Ma si, via. Che sia proprio questa la soluzione. Vendiamo tutto e andiamo via. Dove non so ma via. Tanto ci sono i Cinesi che si comprano tutto. Si sono presi Krizia proprio l’altro giorno, si stanno mangiando pezzetto pezzetto la nostra industria manifatturiera, come a Prato o qui nelle Marche, prima mettendo in ginocchio il terziario con il loro lavoro concorrenzialmente imbattibile in quanto completamente fuori da ogni regola, per poi comprarsi la produzione vera e propria. È un’invasione pacifica, silenziosa, ma stanno invadendo l’Italia. E se la comprano. Comprano l’economia e la vita quotidiana. E mentre noi ci angustiamo con la nostra xenofobia per l’arabo o l’africano, il Cinese, zitto zitto, ci sbatte fuori casa gentilmente sorridendo. E allora, prima che se lo prendano da soli, vendiamogli tutto e andiamo via. Magari proprio in Cina, a cercar lavoro. Da emigranti quali siamo sempre stati.

Luca Craia

venerdì 3 gennaio 2014

Potremmo vivere di cultura. Ma non ne siamo capaci.

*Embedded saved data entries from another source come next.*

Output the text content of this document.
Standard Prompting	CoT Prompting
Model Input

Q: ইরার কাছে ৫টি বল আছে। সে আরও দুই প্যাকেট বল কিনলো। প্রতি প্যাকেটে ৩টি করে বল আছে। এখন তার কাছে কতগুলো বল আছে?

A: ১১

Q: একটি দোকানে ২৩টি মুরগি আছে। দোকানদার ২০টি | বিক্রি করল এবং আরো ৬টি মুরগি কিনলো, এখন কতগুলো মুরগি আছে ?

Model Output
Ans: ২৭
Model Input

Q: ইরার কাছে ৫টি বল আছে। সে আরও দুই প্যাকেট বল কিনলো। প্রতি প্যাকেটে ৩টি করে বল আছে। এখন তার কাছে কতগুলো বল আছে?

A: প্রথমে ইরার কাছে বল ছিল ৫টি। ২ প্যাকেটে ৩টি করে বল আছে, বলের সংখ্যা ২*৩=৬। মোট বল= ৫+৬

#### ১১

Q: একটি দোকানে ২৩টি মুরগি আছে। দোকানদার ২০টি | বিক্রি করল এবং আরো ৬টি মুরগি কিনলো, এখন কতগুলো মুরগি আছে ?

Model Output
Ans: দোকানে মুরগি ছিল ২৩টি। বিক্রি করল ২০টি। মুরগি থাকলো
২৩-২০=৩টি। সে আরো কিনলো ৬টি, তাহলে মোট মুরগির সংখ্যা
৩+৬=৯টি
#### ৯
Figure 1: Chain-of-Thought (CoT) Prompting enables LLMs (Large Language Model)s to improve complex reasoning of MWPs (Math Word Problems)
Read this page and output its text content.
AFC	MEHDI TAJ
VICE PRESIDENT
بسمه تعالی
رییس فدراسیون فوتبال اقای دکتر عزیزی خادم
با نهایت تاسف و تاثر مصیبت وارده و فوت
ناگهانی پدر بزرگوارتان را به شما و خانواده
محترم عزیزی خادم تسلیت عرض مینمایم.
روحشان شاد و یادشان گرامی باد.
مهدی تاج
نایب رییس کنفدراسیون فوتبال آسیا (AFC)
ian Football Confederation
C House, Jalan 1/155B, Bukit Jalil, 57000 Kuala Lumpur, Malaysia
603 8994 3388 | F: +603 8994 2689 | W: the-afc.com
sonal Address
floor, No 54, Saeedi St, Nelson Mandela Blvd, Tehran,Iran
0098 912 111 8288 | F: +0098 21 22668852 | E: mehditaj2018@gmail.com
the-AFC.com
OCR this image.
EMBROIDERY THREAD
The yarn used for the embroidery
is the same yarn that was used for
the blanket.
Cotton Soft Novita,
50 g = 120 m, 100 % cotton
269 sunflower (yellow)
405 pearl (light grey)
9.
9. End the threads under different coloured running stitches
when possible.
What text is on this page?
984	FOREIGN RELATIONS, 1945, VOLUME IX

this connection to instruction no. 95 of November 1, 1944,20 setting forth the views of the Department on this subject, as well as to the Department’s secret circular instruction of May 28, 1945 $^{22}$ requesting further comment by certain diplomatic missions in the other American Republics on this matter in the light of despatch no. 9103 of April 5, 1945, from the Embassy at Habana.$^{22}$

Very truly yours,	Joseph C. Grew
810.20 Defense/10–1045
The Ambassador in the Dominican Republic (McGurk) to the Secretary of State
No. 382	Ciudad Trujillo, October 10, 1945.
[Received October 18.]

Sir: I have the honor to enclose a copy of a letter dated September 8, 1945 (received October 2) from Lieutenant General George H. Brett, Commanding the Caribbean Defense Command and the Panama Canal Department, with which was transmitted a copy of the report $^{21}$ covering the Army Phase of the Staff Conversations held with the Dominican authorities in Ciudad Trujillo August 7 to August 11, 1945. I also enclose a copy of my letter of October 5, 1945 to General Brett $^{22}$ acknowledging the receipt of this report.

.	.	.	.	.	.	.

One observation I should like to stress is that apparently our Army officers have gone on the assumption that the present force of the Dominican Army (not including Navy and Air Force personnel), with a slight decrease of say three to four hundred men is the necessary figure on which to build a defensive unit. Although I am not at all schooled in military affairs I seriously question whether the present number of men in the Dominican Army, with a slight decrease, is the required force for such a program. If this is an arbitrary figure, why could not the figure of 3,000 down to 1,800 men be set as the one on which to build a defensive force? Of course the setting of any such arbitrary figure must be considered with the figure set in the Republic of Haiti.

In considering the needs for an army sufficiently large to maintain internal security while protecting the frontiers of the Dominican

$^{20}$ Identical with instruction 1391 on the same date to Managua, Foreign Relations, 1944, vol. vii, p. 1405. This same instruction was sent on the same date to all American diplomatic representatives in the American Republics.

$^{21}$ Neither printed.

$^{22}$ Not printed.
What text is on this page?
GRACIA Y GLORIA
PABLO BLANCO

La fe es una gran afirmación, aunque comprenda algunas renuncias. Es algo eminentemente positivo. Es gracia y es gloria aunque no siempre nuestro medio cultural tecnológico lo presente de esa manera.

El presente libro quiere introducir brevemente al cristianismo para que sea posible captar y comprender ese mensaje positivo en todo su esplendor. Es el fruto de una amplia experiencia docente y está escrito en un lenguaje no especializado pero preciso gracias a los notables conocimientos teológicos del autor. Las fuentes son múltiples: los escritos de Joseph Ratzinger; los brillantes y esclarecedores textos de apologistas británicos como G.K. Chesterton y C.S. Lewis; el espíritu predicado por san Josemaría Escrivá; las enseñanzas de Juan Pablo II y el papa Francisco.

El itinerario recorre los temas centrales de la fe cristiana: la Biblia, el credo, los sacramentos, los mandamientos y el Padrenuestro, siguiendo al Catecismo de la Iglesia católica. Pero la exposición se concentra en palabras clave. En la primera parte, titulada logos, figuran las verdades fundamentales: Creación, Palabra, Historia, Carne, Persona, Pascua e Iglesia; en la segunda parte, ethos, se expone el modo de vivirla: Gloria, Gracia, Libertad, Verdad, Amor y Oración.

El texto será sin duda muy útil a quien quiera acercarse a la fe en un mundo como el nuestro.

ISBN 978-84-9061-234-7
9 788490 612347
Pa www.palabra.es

Bisogna essere realisti: non è nelle manifatture il futuro dell’Italia. La nostra competitività cede il passo allo strapotere asiatico e non riusciamo a sopperire con la qualità. L’Italia ha urgente necessità di riconversione e la svolta può e deve venire soltanto da chi ci governa, impostando la virata che ci riporti ad essere un Paese ricco e progredito. Siamo seduti su una miniera d’oro e non ce ne rendiamo conto. L’Italia possiede oltre l’80% del patrimonio culturale mondiale e non lo sfrutta, anzi, lo lascia deperire.
Investire e incentivare lo sfruttamento turistico del nostro immenso patrimonio artistico, storico e ambientale è l’unica strada percorribile per superare la crisi del nostro sistema produttivo. Nessuno può essere concorrenziale sul piano dell’offerta congiunta tra cultura e territorio come l’Italia. Nessun Paese al mondo possiede tanto e nessun Paese al mondo può coniugarlo ad un territorio così articolato tra mare, montagna e collina.
In particolare l’Italia peninsulare e, nella fattispecie, quella centrale, possiede peculiarità uniche al mondo, tanto da poter offrire l’escursione dal mare ai monti nell’arco della stessa giornata, coniugandolo con la visita alle miriadi di piccole ma importanti città d’arte di cui le nostre regioni sono punteggiate.
Per fare in modo, però, che tutto questo diventi remunerativo è necessario investire e programmare, cosa di cui, sembra, la politica non è più capace. Occorre mettere in campo investimenti significativi sottraendoli ad altre aree produttive e questo richiede coraggio politico e capacità decisionale. Inoltre è fondamentale programmare gli interventi e il tipo di politica che si vuole innescare. Uno Stato che lascia crollare i suoi monumenti più importanti, che richiude in casse polverose gran parte delle opere d’arte che possiede, che impedisce anziché incentivare l’intervento privato, uno Stato composto da uomini che non riescono nemmeno a programmare l’ordinaria amministrazione del Paese può essere in grado di scelte politiche così decisive e che possano invertire l’intera mentalità del Paese produttivo?